L’Europe sociale n’existe pas

Le traité de Lisbonne entrera en vigueur le 1er décembre. Il énonce que l’Union européenne œuvre pour une «économie sociale de marché». Pourtant, certaines décisions de la Cour de justice des communautés européennes (CJCE) suscitent des interrogations sur le caractère social de l’intégration européenne (1).

La CJCE, garante de l’application du droit communautaire, a progressivement acquis un pouvoir de contrôle sur les politiques publiques des Etats membres. Elle juge notamment de la légalité des réglementations nationales selon leur conformité à l’exercice des quatre libertés fondamentales garanties par le traité de Rome : la liberté de circulation pour les personnes, les biens, les services et le capital. Les contradictions entre l’exercice de ces libertés et le respect des droits sociaux fondamentaux sont au cœur de controverses récentes sur des décisions dans des domaines exclus de la compétence européenne par les traités, comme le droit du travail ou la politique sociale. La CJCE a ainsi subordonné l’exercice du droit de grève à la liberté d’établissement (arrêt Viking) et la négociation collective (arrêt Laval), l’existence d’un salaire minimum (arrêt Rüffert) ou son indexation sur les prix (arrêt Luxembourg), à la liberté de fourniture des services. L’activité de la CJCE pour faire respecter la conformité des réglementations nationales avec les libertés fondamentales n’affecte pas les modèles de capitalisme présents au sein de l’Union européenne de la même façon. La libre mobilité des facteurs de production n’est pas une grande menace pour le modèle de capitalisme néolibéral.
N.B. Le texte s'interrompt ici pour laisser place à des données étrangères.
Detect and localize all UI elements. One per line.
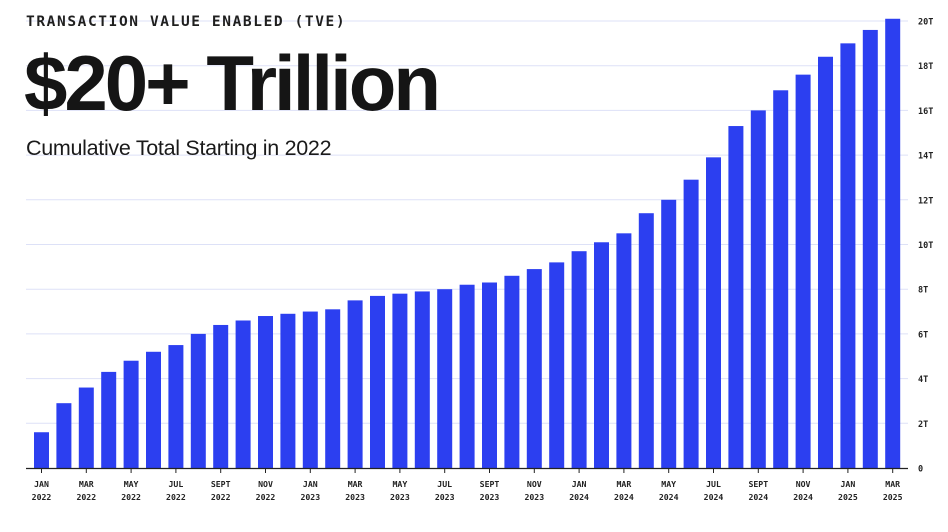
x-axis-labels: JAN 2022 MAR 2022 MAY 2022 JUL 2022 SEPT 2022 NOV 2… [32,468,903,502]
x-tick-month: JUL [706,479,721,489]
bars [34,18,901,469]
x-tick-year: 2022 [121,492,141,502]
x-tick-month: SEPT [480,479,500,489]
bar [370,295,385,468]
x-tick-month: MAY [124,479,139,489]
bar [123,360,139,468]
chart-title: $20+ Trillion [24,39,441,127]
y-tick-label: 6T [918,330,928,340]
bar [258,316,273,468]
bar [840,43,856,468]
bar [818,56,833,468]
x-tick-year: 2022 [211,492,231,502]
bar [280,313,296,468]
x-tick-month: MAR [79,479,94,489]
bar [459,284,475,468]
bar [482,282,497,468]
y-tick-label: 20T [918,18,933,28]
x-tick-month: SEPT [211,479,231,489]
y-tick-label: 14T [918,152,933,162]
x-tick-year: 2024 [614,492,634,502]
x-tick-month: JAN [572,479,587,489]
bar [56,403,72,468]
y-tick-label: 10T [918,241,933,251]
bar [616,233,632,468]
bar [504,275,520,468]
y-tick-label: 12T [918,196,933,206]
x-tick-year: 2024 [748,492,768,502]
x-tick-year: 2024 [659,492,679,502]
bar [706,157,721,468]
bar [773,90,789,468]
x-tick-month: SEPT [748,479,768,489]
x-tick-month: JAN [841,479,856,489]
x-tick-year: 2022 [256,492,276,502]
x-tick-month: MAR [885,479,900,489]
chart-eyebrow: TRANSACTION VALUE ENABLED (TVE) [26,14,347,30]
bar [728,126,744,469]
x-tick-year: 2023 [524,492,544,502]
bar [213,324,229,468]
x-tick-year: 2022 [76,492,96,502]
x-tick-year: 2023 [300,492,320,502]
bar [661,199,677,469]
chart-header: TRANSACTION VALUE ENABLED (TVE) $20+ Tri… [24,14,441,161]
chart-subtitle: Cumulative Total Starting in 2022 [26,136,332,160]
bar [235,320,251,468]
x-tick-year: 2024 [569,492,589,502]
bar [571,251,587,468]
x-tick-month: MAY [661,479,676,489]
bar [190,333,206,468]
bar [34,432,49,468]
x-tick-month: NOV [796,479,811,489]
x-tick-year: 2022 [32,492,52,502]
bar [392,293,408,468]
bar [638,213,654,468]
bar [325,309,341,468]
bar [750,110,766,469]
x-tick-year: 2023 [390,492,410,502]
x-tick-year: 2025 [883,492,903,502]
x-tick-year: 2023 [345,492,365,502]
bar [437,289,453,468]
x-tick-month: MAR [348,479,363,489]
bar [862,29,878,468]
bar [168,345,184,468]
x-tick-month: MAR [617,479,632,489]
x-tick-month: JUL [437,479,452,489]
x-tick-year: 2024 [793,492,813,502]
x-tick-month: JUL [169,479,184,489]
bar [594,242,609,468]
x-tick-year: 2023 [435,492,455,502]
bar [885,18,901,468]
bar [683,179,699,468]
y-tick-label: 18T [918,62,933,72]
x-tick-month: JAN [34,479,49,489]
x-tick-year: 2022 [166,492,186,502]
x-tick-month: JAN [303,479,318,489]
y-tick-label: 16T [918,107,933,117]
bar [302,311,318,468]
bar [347,300,363,468]
x-tick-year: 2024 [704,492,724,502]
bar [795,74,811,468]
bar [78,387,94,468]
y-tick-label: 2T [918,420,928,430]
bar [414,291,430,468]
bar [549,262,565,468]
y-tick-label: 0 [918,465,923,475]
y-tick-label: 8T [918,286,928,296]
x-tick-month: MAY [393,479,408,489]
x-tick-year: 2023 [480,492,500,502]
y-tick-label: 4T [918,375,928,385]
bar [526,269,542,468]
y-axis-labels: 0 2T 4T 6T 8T 10T 12T 14T 16T 18T 20T [918,18,933,475]
bar [146,351,161,468]
x-tick-month: NOV [527,479,542,489]
x-tick-year: 2025 [838,492,858,502]
x-tick-month: NOV [258,479,273,489]
bar [101,371,117,468]
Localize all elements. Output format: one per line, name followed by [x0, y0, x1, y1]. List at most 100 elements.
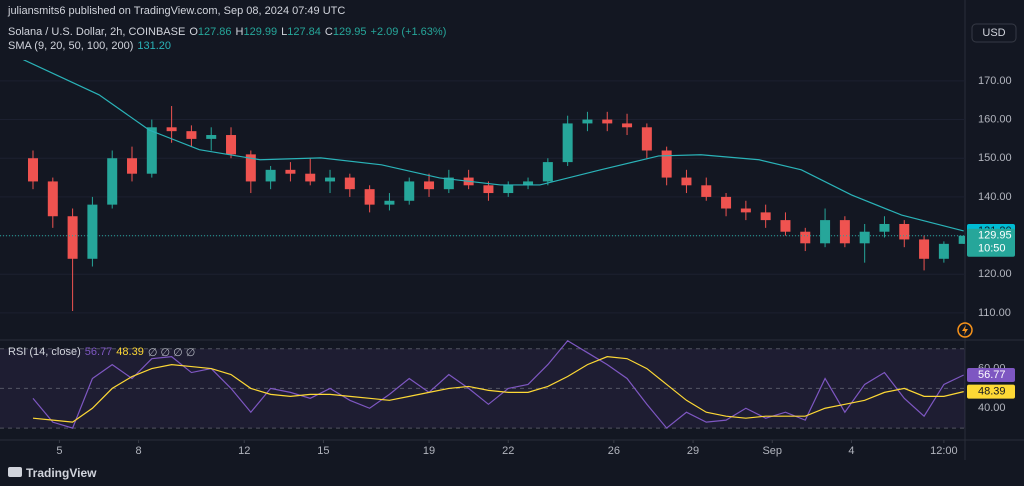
candle-body [404, 181, 415, 201]
price-tag-label: 129.95 [978, 230, 1012, 242]
ohlc-value: 129.95 [332, 26, 367, 38]
candle-body [186, 131, 197, 139]
x-tick-label: 4 [848, 445, 854, 457]
candle-body [344, 177, 355, 190]
brand-logo [8, 467, 22, 477]
currency-label: USD [982, 27, 1005, 39]
candle-body [760, 212, 771, 221]
candle-body [364, 189, 375, 205]
alert-icon-bolt [962, 325, 968, 335]
x-tick-label: 29 [687, 445, 699, 457]
countdown: 10:50 [978, 243, 1006, 255]
change: +2.09 (+1.63%) [370, 26, 447, 38]
x-tick-label: 19 [423, 445, 435, 457]
candle-body [285, 169, 296, 174]
x-tick-label: 15 [317, 445, 329, 457]
candle-body [958, 235, 965, 244]
ohlc-label: O [189, 26, 198, 38]
candle-body [67, 216, 78, 259]
candle-body [146, 127, 157, 174]
ohlc-label: H [235, 26, 244, 38]
x-tick-label: Sep [762, 445, 782, 457]
rsi-tag-label: 48.39 [978, 386, 1006, 398]
candle-body [602, 119, 613, 124]
y-tick-label: 160.00 [978, 113, 1012, 125]
candle-body [226, 135, 237, 155]
candle-body [938, 243, 949, 259]
ohlc-label: C [324, 26, 333, 38]
price-tag [967, 228, 1015, 257]
candle-body [542, 162, 553, 182]
rsi-tag [967, 384, 1015, 399]
alert-icon[interactable] [957, 322, 973, 338]
candle-body [582, 119, 593, 124]
currency-button[interactable] [971, 23, 1017, 43]
x-tick-label: 12:00 [930, 445, 958, 457]
candle-body [919, 239, 930, 259]
ohlc-value: 127.84 [287, 26, 321, 38]
candle-body [424, 181, 435, 190]
indicator-icons: ∅ ∅ ∅ ∅ [147, 347, 196, 359]
ohlc-item: C129.95 [325, 26, 367, 38]
candle-body [681, 177, 692, 186]
branding: TradingView [26, 466, 97, 480]
ohlc-item: O127.86 [189, 26, 231, 38]
ohlc-item: H129.99 [236, 26, 278, 38]
sma-value: 131.20 [137, 40, 172, 52]
axes: 110.00120.00130.00140.00150.00160.00170.… [56, 75, 1015, 457]
candle-body [622, 123, 633, 128]
symbol-legend: Solana / U.S. Dollar, 2h, COINBASE O127.8… [8, 26, 446, 38]
x-tick-label: 26 [608, 445, 620, 457]
x-tick-label: 5 [56, 445, 62, 457]
y-tick-label: 110.00 [978, 307, 1011, 319]
rsi-tick-label: 40.00 [978, 402, 1006, 414]
candle-body [641, 127, 652, 151]
candle-body [899, 223, 910, 240]
candle-body [28, 158, 39, 182]
rsi-tag-label: 56.77 [978, 369, 1006, 381]
candle-body [47, 181, 58, 217]
rsi-line [32, 356, 964, 423]
rsi-legend: RSI (14, close) 56.77 48.39 ∅ ∅ ∅ ∅ [8, 346, 195, 359]
candle-body [305, 173, 316, 182]
candle-body [859, 231, 870, 244]
sma-line [22, 60, 964, 232]
y-tick-label: 170.00 [978, 75, 1012, 87]
publisher: juliansmits6 published on TradingView.co… [8, 5, 346, 17]
candle-body [107, 158, 118, 205]
candle-body [206, 135, 217, 139]
candle-body [800, 231, 811, 244]
rsi-tag [967, 367, 1015, 382]
candle-body [879, 223, 890, 232]
candle-body [443, 177, 454, 190]
symbol-title: Solana / U.S. Dollar, 2h, COINBASE [8, 26, 186, 38]
candle-body [780, 220, 791, 232]
rsi-value: 48.39 [116, 346, 144, 358]
candle-body [701, 185, 712, 197]
candle-body [384, 200, 395, 205]
candle-body [839, 220, 850, 244]
price-pane [0, 60, 965, 314]
candle-body [127, 158, 138, 174]
candle-body [562, 123, 573, 163]
y-tick-label: 140.00 [978, 191, 1012, 203]
sma-name: SMA (9, 20, 50, 100, 200) [8, 40, 134, 52]
candle-body [87, 204, 98, 259]
rsi-title: RSI (14, close) [8, 346, 81, 358]
rsi-pane [0, 340, 965, 429]
sma-legend: SMA (9, 20, 50, 100, 200) 131.20 [8, 40, 171, 52]
x-tick-label: 12 [238, 445, 250, 457]
candle-body [483, 185, 494, 194]
x-tick-label: 8 [136, 445, 142, 457]
candle-body [661, 150, 672, 178]
x-tick-label: 22 [502, 445, 514, 457]
candle-body [721, 196, 732, 209]
candle-body [820, 220, 831, 244]
ohlc-value: 129.99 [243, 26, 278, 38]
candle-body [245, 154, 256, 182]
candle-body [503, 185, 514, 194]
ohlc-value: 127.86 [197, 26, 232, 38]
candle-body [740, 208, 751, 213]
y-tick-label: 120.00 [978, 268, 1012, 280]
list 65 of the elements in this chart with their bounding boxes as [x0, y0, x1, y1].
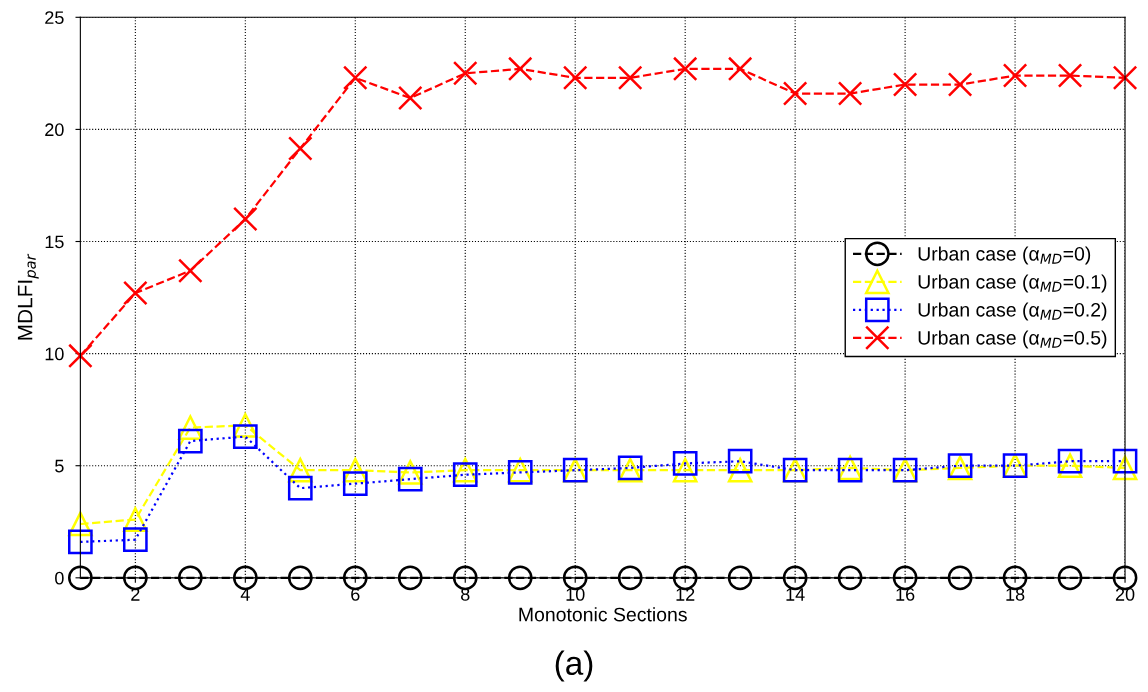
- x-tick-label: 20: [1115, 588, 1135, 601]
- point: [1057, 448, 1083, 474]
- point: [177, 565, 203, 591]
- point: [1112, 65, 1138, 91]
- point: [617, 65, 643, 91]
- x-tick-label: 16: [896, 588, 915, 601]
- point: [782, 81, 808, 106]
- point: [892, 72, 918, 97]
- point: [837, 565, 863, 591]
- point: [68, 565, 93, 591]
- legend-label: Urban case (α$_{MD}$=0): [918, 246, 1091, 265]
- point: [287, 565, 313, 591]
- point: [507, 56, 533, 82]
- point: [397, 565, 423, 591]
- point: [68, 343, 93, 369]
- x-axis-title: Monotonic Sections: [519, 607, 687, 622]
- point: [342, 565, 368, 591]
- point: [342, 471, 368, 497]
- point: [947, 565, 973, 591]
- point: [287, 475, 313, 501]
- point: [562, 65, 588, 91]
- point: [672, 451, 698, 476]
- y-tick-label: 10: [45, 347, 64, 361]
- point: [727, 448, 753, 474]
- point: [947, 72, 973, 97]
- point: [287, 136, 313, 161]
- point: [452, 565, 478, 591]
- point: [672, 56, 698, 82]
- point: [1112, 448, 1138, 474]
- legend-label: Urban case (α$_{MD}$=0.2): [918, 302, 1107, 321]
- point: [232, 206, 258, 232]
- point: [452, 462, 478, 488]
- point: [727, 56, 753, 82]
- y-tick-label: 5: [55, 459, 64, 473]
- y-tick-label: 0: [55, 571, 64, 585]
- text: (a): [555, 650, 593, 682]
- point: [397, 85, 423, 111]
- point: [617, 565, 643, 591]
- point: [672, 457, 698, 483]
- point: [452, 60, 478, 86]
- point: [507, 565, 533, 591]
- point: [177, 258, 203, 284]
- point: [122, 565, 148, 591]
- y-tick-label: 15: [45, 235, 64, 249]
- point: [342, 65, 368, 91]
- point: [1057, 565, 1083, 591]
- legend-label: Urban case (α$_{MD}$=0.5): [918, 330, 1107, 349]
- y-axis-title: MDLFI$_{par}$: [17, 253, 39, 340]
- point: [177, 428, 203, 454]
- point: [727, 565, 753, 591]
- point: [232, 424, 258, 449]
- point: [727, 457, 753, 483]
- point: [232, 565, 258, 591]
- legend-label: Urban case (α$_{MD}$=0.1): [918, 274, 1107, 293]
- x-tick-label: 18: [1006, 588, 1025, 601]
- point: [122, 527, 148, 553]
- point: [122, 280, 148, 306]
- y-tick-label: 20: [45, 123, 64, 137]
- point: [68, 529, 93, 555]
- point: [397, 466, 423, 492]
- point: [1057, 63, 1083, 88]
- point: [837, 81, 863, 106]
- y-tick-label: 25: [45, 11, 64, 25]
- point: [1002, 63, 1028, 88]
- x-tick-label: 14: [786, 588, 805, 601]
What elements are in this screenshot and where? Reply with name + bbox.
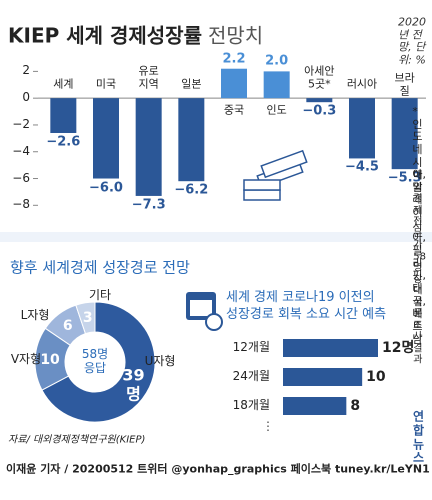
logo: 연합뉴스 <box>412 409 424 465</box>
bar <box>391 98 418 170</box>
x-tick-label: 세계 <box>53 77 74 91</box>
x-tick-label: 브라질 <box>394 71 415 98</box>
bar <box>135 98 162 196</box>
value-label: 2.2 <box>222 51 246 67</box>
x-tick-label: 유로 지역 <box>138 64 159 91</box>
title-suffix: 전망치 <box>208 23 264 48</box>
legend-label: U자형 <box>144 354 176 369</box>
y-tick-label: 2 <box>22 63 30 78</box>
value-label: −2.6 <box>46 134 81 150</box>
legend-label: V자형 <box>10 352 42 367</box>
bar <box>178 98 205 182</box>
bar <box>283 368 363 386</box>
bar <box>221 68 247 99</box>
value-label: 12명 <box>382 339 415 356</box>
bar <box>283 339 378 357</box>
legend-label: L자형 <box>20 308 50 323</box>
value-label: −6.2 <box>174 182 209 198</box>
value-label: −4.5 <box>345 159 379 175</box>
hbar-title: 세계 경제 코로나19 이전의 성장경로 회복 소요 시간 예측 <box>226 290 387 322</box>
source: 자료/ 대외경제정책연구원(KIEP) <box>8 434 146 446</box>
y-tick-label: −4 <box>12 143 30 158</box>
center-label: 58명 응답 <box>81 347 109 375</box>
x-tick-label: 중국 <box>223 103 245 117</box>
value-label: 10 <box>40 351 60 368</box>
value-label: −0.3 <box>302 103 337 119</box>
calendar-icon <box>186 292 223 331</box>
y-tick-label: 24개월 <box>232 369 270 384</box>
x-tick-label: 일본 <box>181 77 202 91</box>
y-tick-label: −2 <box>12 117 30 132</box>
x-tick-label: 러시아 <box>346 77 378 91</box>
value-label: −7.3 <box>131 197 166 213</box>
ellipsis: ⋮ <box>262 419 274 433</box>
bar <box>50 98 77 133</box>
value-label: 6 <box>62 318 73 335</box>
y-tick-label: −8 <box>12 197 30 212</box>
value-label: 3 <box>82 309 93 326</box>
y-tick-label: −6 <box>12 170 30 185</box>
bar <box>349 98 375 159</box>
x-tick-label: 아세안 5곳* <box>304 64 335 91</box>
money-icon <box>243 149 308 201</box>
donut-note: 대외경제 전문가 58명 상대 설문조사 결과 <box>413 170 427 366</box>
divider <box>0 232 432 242</box>
value-label: 8 <box>350 397 361 414</box>
footnote: *인도네시아, 말레이시아, 필리핀, 태국, 베트남 <box>412 104 426 346</box>
x-tick-label: 인도 <box>266 103 287 117</box>
value-label: 10 <box>366 368 386 385</box>
bar <box>283 397 347 415</box>
title: KIEP 세계 경제성장률 <box>8 23 202 48</box>
value-label: −5.3 <box>387 170 422 186</box>
value-label: 39 명 <box>122 365 145 404</box>
y-tick-label: 0 <box>22 90 30 105</box>
value-label: 2.0 <box>265 53 289 69</box>
credit: 이재윤 기자 / 20200512 트위터 @yonhap_graphics 페… <box>6 462 430 476</box>
donut-title: 향후 세계경제 성장경로 전망 <box>10 258 190 277</box>
value-label: −6.0 <box>89 180 123 196</box>
x-tick-label: 미국 <box>95 77 117 91</box>
y-tick-label: 12개월 <box>232 340 270 355</box>
subtitle: 2020년 전망, 단위: % <box>398 15 426 67</box>
bar <box>93 98 119 179</box>
donut-segment <box>75 301 96 335</box>
bar <box>263 71 290 99</box>
y-tick-label: 18개월 <box>232 398 270 413</box>
bar <box>306 98 333 103</box>
donut-segment <box>41 301 156 423</box>
legend-label: 기타 <box>88 288 112 303</box>
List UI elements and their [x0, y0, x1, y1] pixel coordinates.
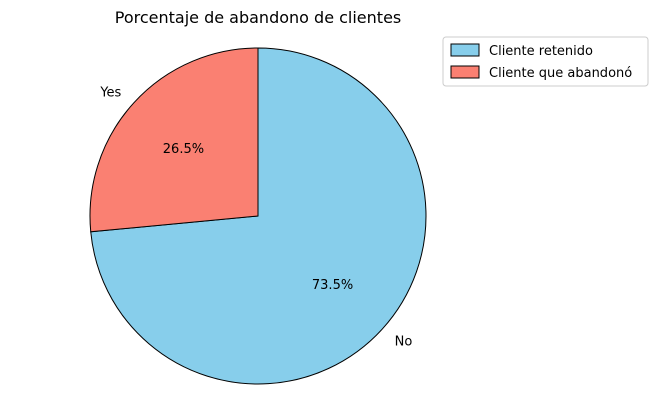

Toute action faisant la promotion de la liberté d’établissement aura même plutôt tendance à favoriser un modèle qui s’appuie sur des systèmes sociaux, de santé ou de retraite mettant en concurrence des opérateurs privés.

En revanche, la promotion d’un certain dumping social comme forme légitime de concurrence affectera négativement les autres modèles, particulièrement lorsque la protection sociale est en partie assurée par des organismes qui ne sont ni entièrement publics ni entièrement privés et soumis à la logique de marché. Les pays où le modèle social repose sur les conventions collectives plutôt que sur la législation sont aussi particulièrement menacés. Quand les conditions de travail et d’emploi sont négociées, les services sociaux et les transferts non intégralement publics et financés par des impôts ou des contributions obligatoires, ils peuvent être menacés par les rappels au respect de la liberté de fourniture de services ou d’établissement.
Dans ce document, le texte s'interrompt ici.